The resumption of negotiations follows a five-month hiatus in efforts to clear the way for offshore oil and gas exploration. Washington has described the latest talks, to be brokered by US diplomat John Desrocher, as “a positive step toward a longawaited resolution.”
A previous round of negotiations was suspended last November after a dispute over an additional area demanded by Lebanon and its insistence on its right to its entire maritime wealth.
The US delegation arrived in the Ras Al-Naqoura border crossing in a convoy of cars from Beirut, while the Lebanese military delegation traveled aboard two helicopters. Talks took place amid tight security by the army and the UNIFIL forces from the UN headquarters in Al-Naqoura. President Michel Aoun followed up on negotiations with the caretaker Minister of Defense Zeina Aker in light of the directives he gave to the negotiating delegation at a meeting on Monday.

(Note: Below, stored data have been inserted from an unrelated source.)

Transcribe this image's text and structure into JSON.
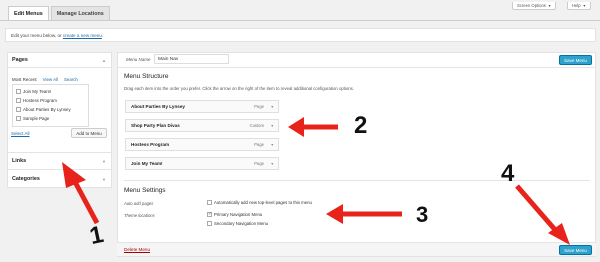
{
  "tabs": [
    {
      "label": "Edit Menus",
      "active": true
    },
    {
      "label": "Manage Locations",
      "active": false
    }
  ],
  "top_buttons": {
    "screen_options": "Screen Options",
    "help": "Help"
  },
  "notice": {
    "text": "Edit your menu below, or ",
    "link": "create a new menu",
    "suffix": "."
  },
  "sidebar": {
    "pages": {
      "title": "Pages",
      "tabs": [
        "Most Recent",
        "View All",
        "Search"
      ],
      "items": [
        "Join My Team!",
        "Hostess Program",
        "About Parties By Lynsey",
        "Sample Page"
      ],
      "select_all": "Select All",
      "add_button": "Add to Menu"
    },
    "links": {
      "title": "Links"
    },
    "categories": {
      "title": "Categories"
    }
  },
  "menu": {
    "name_label": "Menu Name",
    "name_value": "Main Nav",
    "save_label": "Save Menu",
    "structure_title": "Menu Structure",
    "structure_desc": "Drag each item into the order you prefer. Click the arrow on the right of the item to reveal additional configuration options.",
    "items": [
      {
        "title": "About Parties By Lynsey",
        "type": "Page"
      },
      {
        "title": "Shop Party Plan Divas",
        "type": "Custom"
      },
      {
        "title": "Hostess Program",
        "type": "Page"
      },
      {
        "title": "Join My Team!",
        "type": "Page"
      }
    ],
    "settings_title": "Menu Settings",
    "auto_add_label": "Auto add pages",
    "auto_add_option": "Automatically add new top-level pages to this menu",
    "auto_add_checked": false,
    "locations_label": "Theme locations",
    "locations": [
      {
        "label": "Primary Navigation Menu",
        "checked": true
      },
      {
        "label": "Secondary Navigation Menu",
        "checked": false
      }
    ],
    "delete_label": "Delete Menu"
  },
  "annotations": [
    "1",
    "2",
    "3",
    "4"
  ],
  "colors": {
    "accent": "#2ea2cc",
    "arrow": "#e8231b",
    "link": "#1e6aa8"
  }
}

The US Embassy is expected to issue a statement on Wednesday. Aoun has refused to sign Decree 6433 to amend the borders drawn by the Lebanese army, according to which Lebanon would get 2,290 square km instead of 860 square km. This disputed area is in a potentially gas-rich region.
Washington has described the latest talks, to be brokered by US diplomat John Desrocher, as ‘a positive step toward a longawaited resolution.’
Lebanon sent a map in 2011 to the UN relating to a claim of 860 square km. But it was later found that the map was based on wrong approximations and today Lebanon is demanding an additional area of 1,430 square km that includes parts of the Karish gas field in which a Greek company works for Israel. The current Lebanese proposal is known as Line 29. Israel accused Lebanon of obstructing negotiations by expanding the disputed area. Aoun refused to sign the decree to amend the borders, arguing that this requires a Cabinet decision, but Hassan Diab, the caretaker prime minister, refused to hold a Cabinet session, claiming it would contravene the work of the caretaker government.
Lebanon has returned to the negotiating table against a backdrop of political, economic and financial crisis, and is counting on Israel’s need to resolve the disputed areas to accelerate gas exploration and the exploitation of northern fields, where the bulk of its gas wealth is concentrated. According to a military source, the Lebanese army will begin demarcating the border from point B1 at the last point in Ras Al-Naqoura by land to point 29 in the sea. This demarcation adopts the standards and foundations of the UN Convention on the Law of the Sea.
A Lebanese presidency source said negotiations “will pick up where it left, and we do not accept the line proposed by the Israeli side, and they do not accept ours, so we will see what the mediator proposes.”